55 No 13/13, 18 Apr., pretix S, words 16, charges 1.14.0 1/2; sent to MSC by H.C. 6.5 a.m.
Jacobsohn 34 Anson Road Cricklewood London
Dont be alarmed Sydney may be on another boat
Jacobsohn

But he was not on another boat. Amy had to face yet another tragedy – the drowning of her husband whose body was never found. On returning to London on the Megantic on 11 May Amy had to go to court to claim her husband’s estate, because his will had been lost on the Titanic. She also claimed against the owners of the Titanic for $5709.60 for the loss of property of herself and her husband.

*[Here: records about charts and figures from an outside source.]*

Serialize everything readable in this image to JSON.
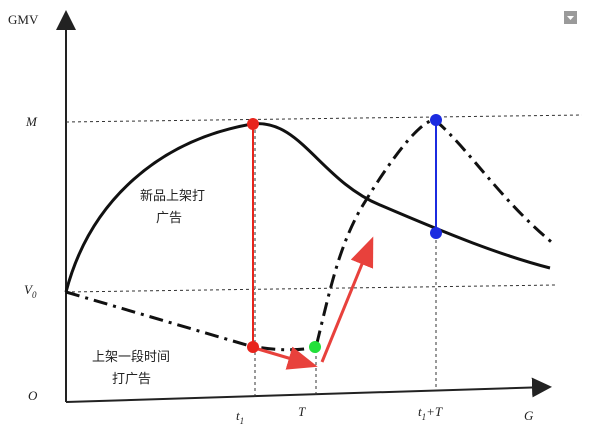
{
  "axes": {
    "y_label": "GMV",
    "x_label": "G",
    "origin": "O"
  },
  "y_marks": {
    "top": "M",
    "base": {
      "main": "V",
      "sub": "0"
    }
  },
  "x_marks": {
    "first": {
      "main": "t",
      "sub": "1"
    },
    "second": "T",
    "third": {
      "main": "t",
      "sub": "1",
      "rest": "+T"
    }
  },
  "annotations": {
    "new_product": [
      "新品上架打",
      "广告"
    ],
    "later": [
      "上架一段时间",
      "打广告"
    ]
  }
}
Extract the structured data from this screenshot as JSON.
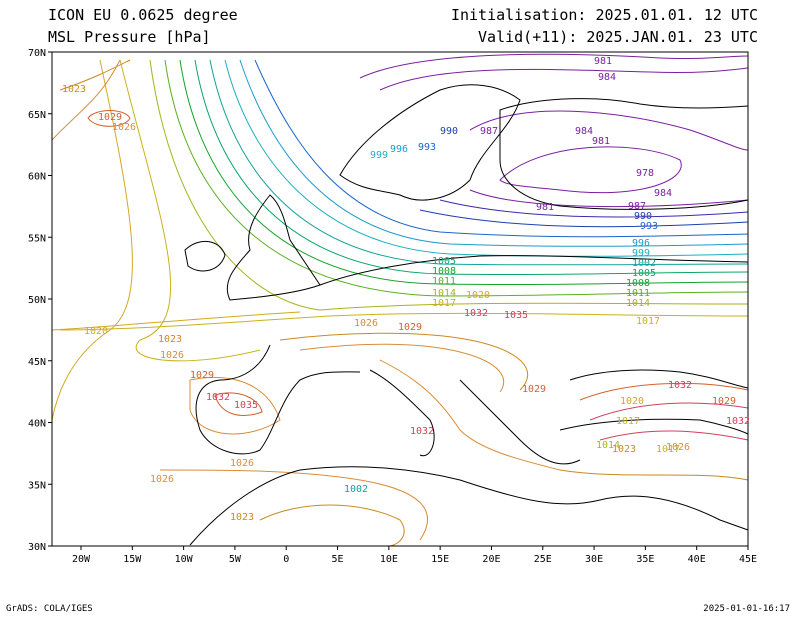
{
  "header": {
    "model": "ICON EU 0.0625 degree",
    "field": "MSL Pressure [hPa]",
    "init": "Initialisation: 2025.01.01. 12 UTC",
    "valid": "Valid(+11): 2025.JAN.01. 23 UTC"
  },
  "footer": {
    "left": "GrADS: COLA/IGES",
    "right": "2025-01-01-16:17"
  },
  "axes": {
    "lat_labels": [
      "70N",
      "65N",
      "60N",
      "55N",
      "50N",
      "45N",
      "40N",
      "35N",
      "30N"
    ],
    "lon_labels": [
      "20W",
      "15W",
      "10W",
      "5W",
      "0",
      "5E",
      "10E",
      "15E",
      "20E",
      "25E",
      "30E",
      "35E",
      "40E",
      "45E"
    ]
  },
  "contour_labels": [
    {
      "t": "1023",
      "c": "#c98a1e"
    },
    {
      "t": "1029",
      "c": "#d2602a"
    },
    {
      "t": "1026",
      "c": "#d98c3a"
    },
    {
      "t": "984",
      "c": "#7a1fa0"
    },
    {
      "t": "981",
      "c": "#7a1fa0"
    },
    {
      "t": "987",
      "c": "#7a1fa0"
    },
    {
      "t": "990",
      "c": "#1d3fb0"
    },
    {
      "t": "993",
      "c": "#1d66c8"
    },
    {
      "t": "996",
      "c": "#1a9ccc"
    },
    {
      "t": "999",
      "c": "#1ab0c0"
    },
    {
      "t": "984",
      "c": "#7a1fa0"
    },
    {
      "t": "981",
      "c": "#7a1fa0"
    },
    {
      "t": "978",
      "c": "#7a1fa0"
    },
    {
      "t": "984",
      "c": "#7a1fa0"
    },
    {
      "t": "981",
      "c": "#7a1fa0"
    },
    {
      "t": "987",
      "c": "#7a1fa0"
    },
    {
      "t": "990",
      "c": "#1d3fb0"
    },
    {
      "t": "993",
      "c": "#1d66c8"
    },
    {
      "t": "996",
      "c": "#1a9ccc"
    },
    {
      "t": "999",
      "c": "#1ab0c0"
    },
    {
      "t": "1002",
      "c": "#12a39a"
    },
    {
      "t": "1005",
      "c": "#0da66a"
    },
    {
      "t": "1008",
      "c": "#16a32a"
    },
    {
      "t": "1011",
      "c": "#5cb01e"
    },
    {
      "t": "1014",
      "c": "#a8b51a"
    },
    {
      "t": "1017",
      "c": "#c9b21c"
    },
    {
      "t": "1020",
      "c": "#d4a820"
    },
    {
      "t": "1023",
      "c": "#c98a1e"
    },
    {
      "t": "1026",
      "c": "#d98c3a"
    },
    {
      "t": "1029",
      "c": "#d2602a"
    },
    {
      "t": "1032",
      "c": "#d0405a"
    },
    {
      "t": "1035",
      "c": "#d0405a"
    },
    {
      "t": "1032",
      "c": "#d0405a"
    },
    {
      "t": "1020",
      "c": "#d4a820"
    },
    {
      "t": "1017",
      "c": "#c9b21c"
    },
    {
      "t": "1014",
      "c": "#a8b51a"
    },
    {
      "t": "1017",
      "c": "#c9b21c"
    },
    {
      "t": "1023",
      "c": "#c98a1e"
    },
    {
      "t": "1026",
      "c": "#d98c3a"
    },
    {
      "t": "1029",
      "c": "#d2602a"
    },
    {
      "t": "1032",
      "c": "#d0405a"
    },
    {
      "t": "1026",
      "c": "#d98c3a"
    },
    {
      "t": "1023",
      "c": "#c98a1e"
    },
    {
      "t": "1002",
      "c": "#12a39a"
    },
    {
      "t": "1005",
      "c": "#0da66a"
    },
    {
      "t": "1008",
      "c": "#16a32a"
    },
    {
      "t": "1011",
      "c": "#5cb01e"
    },
    {
      "t": "1014",
      "c": "#a8b51a"
    },
    {
      "t": "1017",
      "c": "#c9b21c"
    },
    {
      "t": "1020",
      "c": "#d4a820"
    },
    {
      "t": "1026",
      "c": "#d98c3a"
    },
    {
      "t": "1029",
      "c": "#d2602a"
    },
    {
      "t": "1032",
      "c": "#d0405a"
    },
    {
      "t": "1035",
      "c": "#d0405a"
    },
    {
      "t": "1032",
      "c": "#d0405a"
    },
    {
      "t": "1029",
      "c": "#d2602a"
    },
    {
      "t": "1026",
      "c": "#d98c3a"
    }
  ]
}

At some stage (probably 1919/20) Amy married again. Her new husband was William Fenwick, a twenty-eight-year-old army officer, probably hailing from the Durham area, an ambitious young man who had applied to join the administrative civil service in Kenya. He was accepted and sailed round the Cape to Kenya in 1920, assuming his first post in Machakos. Amy, always known as Bunty in Kenya, had a few settled years, enjoying the birth of Douglas and Amy Ann. Her husband moved from one administrative posting to another, usually every two years. In 1925 they were at Lumbwa and in 1930 Sotik.

William Fenwick

Unfortunately the marriage broke down in 1939 and Amy returned to England, living in Bournemouth close to her mother. But her health was poor and after the war she returned to Kenya and entered the Maia Carberry Nursing Home. There she died on 9 July 1947. She was buried in City Park cemetery in Nairobi.